I find it paralyzing to operate in the former way: so I take the traditional stem person approach. I just ensure what I do is good (obviously for the highest bidder). I won’t work for an explicitly criminal organization - but as long as the government approves, am in. I am going to let them do the policy making and governing because frankly I am tired and probably incompetent at that since I don’t sink much time thinking about it.


> It is a very tricky philosophical question you’re asking:

There is nothing tricky about it. No one works at Meta thinking they are feeding starving children.

It’s also “difficult to get a man to understand something, when his salary depends on his not understanding it”

I’m not making any moral stand either way.
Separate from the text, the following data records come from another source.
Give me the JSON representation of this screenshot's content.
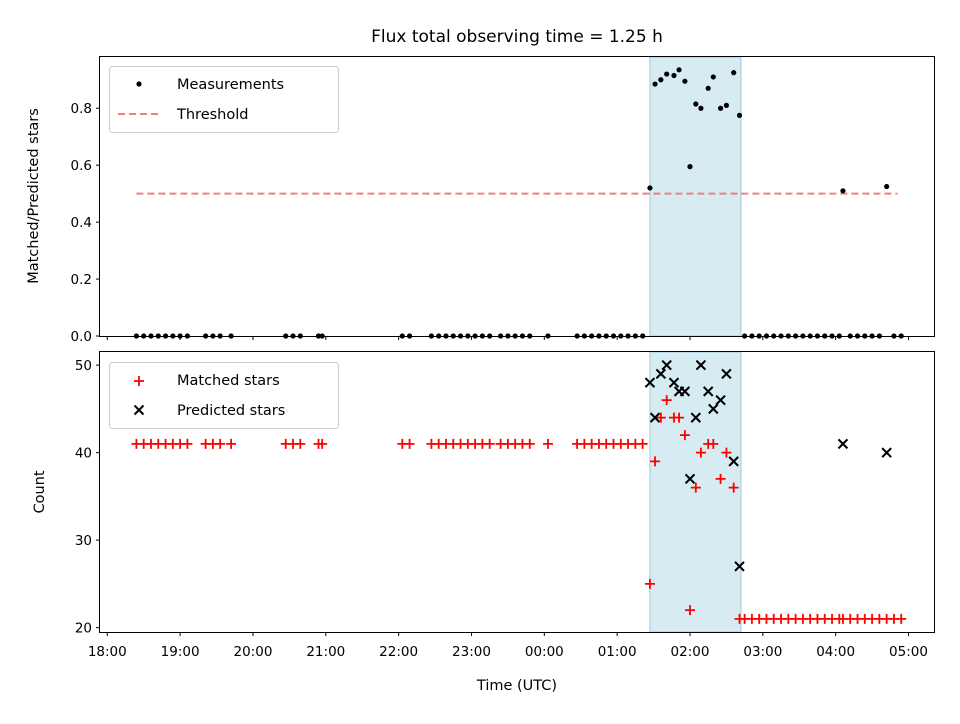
{
  "chart_data": {
    "title": "Flux total observing time = 1.25 h",
    "xlabel": "Time (UTC)",
    "x_unit": "hours since 18:00 UTC",
    "xlim": [
      -0.1,
      11.35
    ],
    "xticks": [
      {
        "value": 0,
        "label": "18:00"
      },
      {
        "value": 1,
        "label": "19:00"
      },
      {
        "value": 2,
        "label": "20:00"
      },
      {
        "value": 3,
        "label": "21:00"
      },
      {
        "value": 4,
        "label": "22:00"
      },
      {
        "value": 5,
        "label": "23:00"
      },
      {
        "value": 6,
        "label": "00:00"
      },
      {
        "value": 7,
        "label": "01:00"
      },
      {
        "value": 8,
        "label": "02:00"
      },
      {
        "value": 9,
        "label": "03:00"
      },
      {
        "value": 10,
        "label": "04:00"
      },
      {
        "value": 11,
        "label": "05:00"
      }
    ],
    "highlight_span": {
      "x0": 7.45,
      "x1": 8.7,
      "color": "#add8e6"
    },
    "top": {
      "type": "scatter",
      "ylabel": "Matched/Predicted stars",
      "ylim": [
        0,
        0.98
      ],
      "yticks": [
        {
          "value": 0,
          "label": "0.0"
        },
        {
          "value": 0.2,
          "label": "0.2"
        },
        {
          "value": 0.4,
          "label": "0.4"
        },
        {
          "value": 0.6,
          "label": "0.6"
        },
        {
          "value": 0.8,
          "label": "0.8"
        }
      ],
      "legend": {
        "placement": "top-left",
        "entries": [
          "Measurements",
          "Threshold"
        ]
      },
      "threshold": {
        "name": "Threshold",
        "value": 0.5,
        "x_start": 0.4,
        "x_end": 10.85,
        "color": "#f08080"
      },
      "series": [
        {
          "name": "Measurements",
          "color": "#000000",
          "x": [
            0.4,
            0.5,
            0.6,
            0.7,
            0.8,
            0.9,
            1.0,
            1.1,
            1.35,
            1.45,
            1.55,
            1.7,
            2.45,
            2.55,
            2.65,
            2.9,
            2.95,
            4.05,
            4.15,
            4.45,
            4.55,
            4.65,
            4.75,
            4.85,
            4.95,
            5.05,
            5.15,
            5.25,
            5.4,
            5.5,
            5.6,
            5.7,
            5.8,
            6.05,
            6.45,
            6.55,
            6.65,
            6.75,
            6.85,
            6.95,
            7.05,
            7.15,
            7.25,
            7.35,
            7.45,
            7.52,
            7.6,
            7.68,
            7.78,
            7.85,
            7.93,
            8.0,
            8.08,
            8.15,
            8.25,
            8.32,
            8.42,
            8.5,
            8.6,
            8.68,
            8.75,
            8.85,
            8.95,
            9.05,
            9.15,
            9.25,
            9.35,
            9.45,
            9.55,
            9.65,
            9.75,
            9.85,
            9.95,
            10.05,
            10.1,
            10.2,
            10.3,
            10.4,
            10.5,
            10.6,
            10.7,
            10.8,
            10.9
          ],
          "y": [
            0,
            0,
            0,
            0,
            0,
            0,
            0,
            0,
            0,
            0,
            0,
            0,
            0,
            0,
            0,
            0,
            0,
            0,
            0,
            0,
            0,
            0,
            0,
            0,
            0,
            0,
            0,
            0,
            0,
            0,
            0,
            0,
            0,
            0,
            0,
            0,
            0,
            0,
            0,
            0,
            0,
            0,
            0,
            0,
            0.52,
            0.885,
            0.9,
            0.92,
            0.915,
            0.935,
            0.895,
            0.595,
            0.815,
            0.8,
            0.87,
            0.91,
            0.8,
            0.81,
            0.925,
            0.775,
            0,
            0,
            0,
            0,
            0,
            0,
            0,
            0,
            0,
            0,
            0,
            0,
            0,
            0,
            0.51,
            0,
            0,
            0,
            0,
            0,
            0.525,
            0,
            0
          ]
        }
      ]
    },
    "bottom": {
      "type": "scatter",
      "ylabel": "Count",
      "ylim": [
        19.5,
        51.5
      ],
      "yticks": [
        {
          "value": 20,
          "label": "20"
        },
        {
          "value": 30,
          "label": "30"
        },
        {
          "value": 40,
          "label": "40"
        },
        {
          "value": 50,
          "label": "50"
        }
      ],
      "legend": {
        "placement": "top-left",
        "entries": [
          "Matched stars",
          "Predicted stars"
        ]
      },
      "series": [
        {
          "name": "Matched stars",
          "marker": "plus",
          "color": "#ff0000",
          "x": [
            0.4,
            0.5,
            0.6,
            0.7,
            0.8,
            0.9,
            1.0,
            1.1,
            1.35,
            1.45,
            1.55,
            1.7,
            2.45,
            2.55,
            2.65,
            2.9,
            2.95,
            4.05,
            4.15,
            4.45,
            4.55,
            4.65,
            4.75,
            4.85,
            4.95,
            5.05,
            5.15,
            5.25,
            5.4,
            5.5,
            5.6,
            5.7,
            5.8,
            6.05,
            6.45,
            6.55,
            6.65,
            6.75,
            6.85,
            6.95,
            7.05,
            7.15,
            7.25,
            7.35,
            7.45,
            7.52,
            7.6,
            7.68,
            7.78,
            7.85,
            7.93,
            8.0,
            8.08,
            8.15,
            8.25,
            8.32,
            8.42,
            8.5,
            8.6,
            8.68,
            8.75,
            8.85,
            8.95,
            9.05,
            9.15,
            9.25,
            9.35,
            9.45,
            9.55,
            9.65,
            9.75,
            9.85,
            9.95,
            10.05,
            10.1,
            10.2,
            10.3,
            10.4,
            10.5,
            10.6,
            10.7,
            10.8,
            10.9
          ],
          "y": [
            41,
            41,
            41,
            41,
            41,
            41,
            41,
            41,
            41,
            41,
            41,
            41,
            41,
            41,
            41,
            41,
            41,
            41,
            41,
            41,
            41,
            41,
            41,
            41,
            41,
            41,
            41,
            41,
            41,
            41,
            41,
            41,
            41,
            41,
            41,
            41,
            41,
            41,
            41,
            41,
            41,
            41,
            41,
            41,
            25,
            39,
            44,
            46,
            44,
            44,
            42,
            22,
            36,
            40,
            41,
            41,
            37,
            40,
            36,
            21,
            21,
            21,
            21,
            21,
            21,
            21,
            21,
            21,
            21,
            21,
            21,
            21,
            21,
            21,
            21,
            21,
            21,
            21,
            21,
            21,
            21,
            21,
            21
          ]
        },
        {
          "name": "Predicted stars",
          "marker": "x",
          "color": "#000000",
          "x": [
            7.45,
            7.52,
            7.6,
            7.68,
            7.78,
            7.85,
            7.93,
            8.0,
            8.08,
            8.15,
            8.25,
            8.32,
            8.42,
            8.5,
            8.6,
            8.68,
            10.1,
            10.7
          ],
          "y": [
            48,
            44,
            49,
            50,
            48,
            47,
            47,
            37,
            44,
            50,
            47,
            45,
            46,
            49,
            39,
            27,
            41,
            40
          ]
        }
      ]
    }
  }
}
It’s a very narrow viewpoint to take.

Engineers in Meta have advanced technology in so many ways (buck / react / so many contributions to distributed software / leveldb …). I think it is very reductionist to discount all that work.
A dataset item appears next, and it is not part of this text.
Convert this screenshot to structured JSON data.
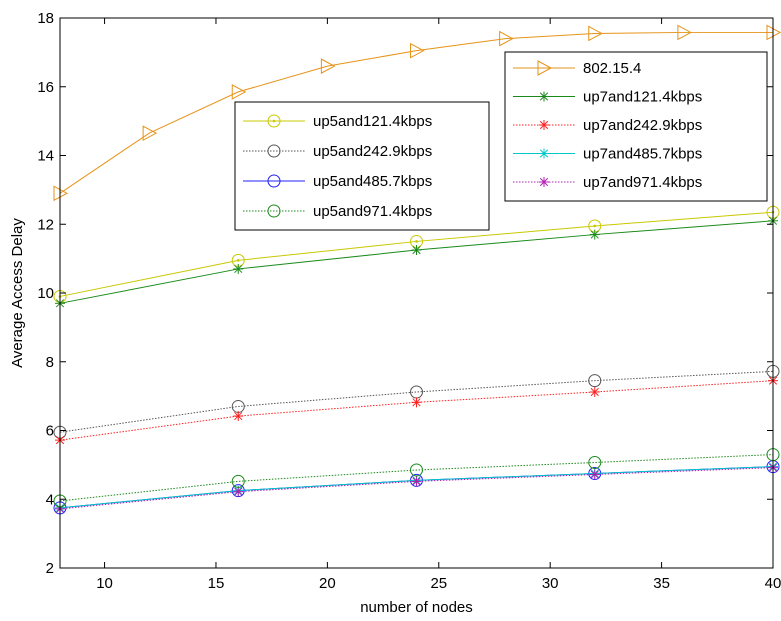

There’s nothing about salary depending on it here: there’s a ton about your work contributing to the global good irrespective of who’s funding it (and whatever ways they end up utilizing it).


And that software was also written to further the concerns and profits of an adTech company. Facebook may have allowed open sourcing non critical parts of its software - every major tech company does.
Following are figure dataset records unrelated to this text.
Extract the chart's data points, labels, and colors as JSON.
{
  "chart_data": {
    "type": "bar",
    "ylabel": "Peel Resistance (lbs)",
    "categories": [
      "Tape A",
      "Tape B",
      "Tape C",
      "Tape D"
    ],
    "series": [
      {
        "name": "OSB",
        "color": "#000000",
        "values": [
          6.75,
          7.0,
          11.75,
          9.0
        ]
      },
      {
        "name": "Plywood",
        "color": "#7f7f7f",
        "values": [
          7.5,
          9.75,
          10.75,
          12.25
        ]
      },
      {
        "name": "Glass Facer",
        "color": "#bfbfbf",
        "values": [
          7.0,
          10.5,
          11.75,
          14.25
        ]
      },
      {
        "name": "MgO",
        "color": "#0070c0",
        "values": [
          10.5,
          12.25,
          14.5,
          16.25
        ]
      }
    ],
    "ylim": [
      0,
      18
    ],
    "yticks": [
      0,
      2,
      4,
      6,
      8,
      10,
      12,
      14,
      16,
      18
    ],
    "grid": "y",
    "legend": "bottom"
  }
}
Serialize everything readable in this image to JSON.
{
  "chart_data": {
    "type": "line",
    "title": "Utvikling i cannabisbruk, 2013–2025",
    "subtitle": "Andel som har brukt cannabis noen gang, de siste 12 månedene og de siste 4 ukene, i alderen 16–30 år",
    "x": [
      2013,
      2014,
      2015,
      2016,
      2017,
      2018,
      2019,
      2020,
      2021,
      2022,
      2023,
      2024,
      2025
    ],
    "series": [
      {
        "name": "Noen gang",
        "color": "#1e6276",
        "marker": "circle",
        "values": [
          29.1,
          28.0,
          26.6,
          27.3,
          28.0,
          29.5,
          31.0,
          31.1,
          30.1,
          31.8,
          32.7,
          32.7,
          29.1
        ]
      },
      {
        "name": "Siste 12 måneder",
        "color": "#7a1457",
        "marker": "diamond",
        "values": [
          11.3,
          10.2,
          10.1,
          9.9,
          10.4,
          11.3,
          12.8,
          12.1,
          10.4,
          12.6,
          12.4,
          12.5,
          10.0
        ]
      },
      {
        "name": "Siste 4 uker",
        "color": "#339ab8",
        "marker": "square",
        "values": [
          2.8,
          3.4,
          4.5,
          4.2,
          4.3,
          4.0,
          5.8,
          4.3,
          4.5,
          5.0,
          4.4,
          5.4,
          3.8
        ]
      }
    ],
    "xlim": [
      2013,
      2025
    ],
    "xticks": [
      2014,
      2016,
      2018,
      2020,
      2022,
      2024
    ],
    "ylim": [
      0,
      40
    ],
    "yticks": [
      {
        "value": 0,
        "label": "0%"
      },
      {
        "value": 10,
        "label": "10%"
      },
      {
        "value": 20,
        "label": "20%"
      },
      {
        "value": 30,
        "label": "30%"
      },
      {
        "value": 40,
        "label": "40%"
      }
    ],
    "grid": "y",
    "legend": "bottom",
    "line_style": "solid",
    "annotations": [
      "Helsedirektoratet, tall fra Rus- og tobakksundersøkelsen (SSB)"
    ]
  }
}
You work at Amazon where advertising brings in more profit than AWS... https://www.ben-evans.com/benedictevans/2023/3/6/ways-to-thi...


Yes, and if you check my posting history, I never tried to justify my doing so was for any other reason than “trading labor for money to support my addiction to food and shelter”.

I’m not judging anyone for making an outsized salary for working at Facebook. Just be honest that you’re there for the money and not some high minded ideals.

https://news.ycombinator.com/item?id=35035560


Exactly right. I mean unless long term means 6 months or such, no one looking for job would really care in an year that Meta had layoffs in 2023.


> It's hard to see how anyone has thought FB/Meta would be a great place to work for a long time.

Maybe because, I don’t know, Meta pays well? I don’t go to work for self fulfillment. I work to exchange labor for money to support my addiction to food and shelter.

No I don’t work for Meta nor have I ever.


It’s almost as if that was already said if you had kept reading past the first sentence.

> I think a lot of people working there just made the calculated decision that Meta being at the very high end of the compensation scale made it worth it.

Is this our level of laziness now? To read the first sentence and base our snarky replies entirely off it, ignoring the fact that it’s a rhetorical question that was answered immediately after?


Its a post-communication world. While before only a title was read and comments made based on assuming what the content is, now we assume what the comment is and reply based on that.


> I think a lot of people working there just made the calculated decision that Meta being at the very high end of the compensation scale made it worth it.

That didn’t help. It’s like saying “I don’t know why the guy died. Maybe it’s because he got shot in the head at point blank range”?

Of course people work at Meta because of the money. No one works for Meta to make the world a better place


Do you understand the concept of rhetorical questions?

Because your comment indicates that you clearly don’t understand that people sometimes ask questions not because they want an answer but for emphasis or dramatic effect.

This was, clearly, such a case.

https://en.m.wikipedia.org/wiki/Rhetorical_question

Digging down on your snark when you’re called out is a bold play that doesn’t generally work. Most people have this thing called humbleness but I guess you left it with the rhetorical questions.


In other words, there is nothing insightful about wondering why people work for the best paying company in tech is because they like making money.

The original post was no more insightful than “I wonder why he got wet when he jumped into the wster”


> It's hard to see how anyone has thought FB/Meta would be a great place to work for a long time.

Largely because much of the company is a great place to work. Actually working there, I don't find this hard to see at all.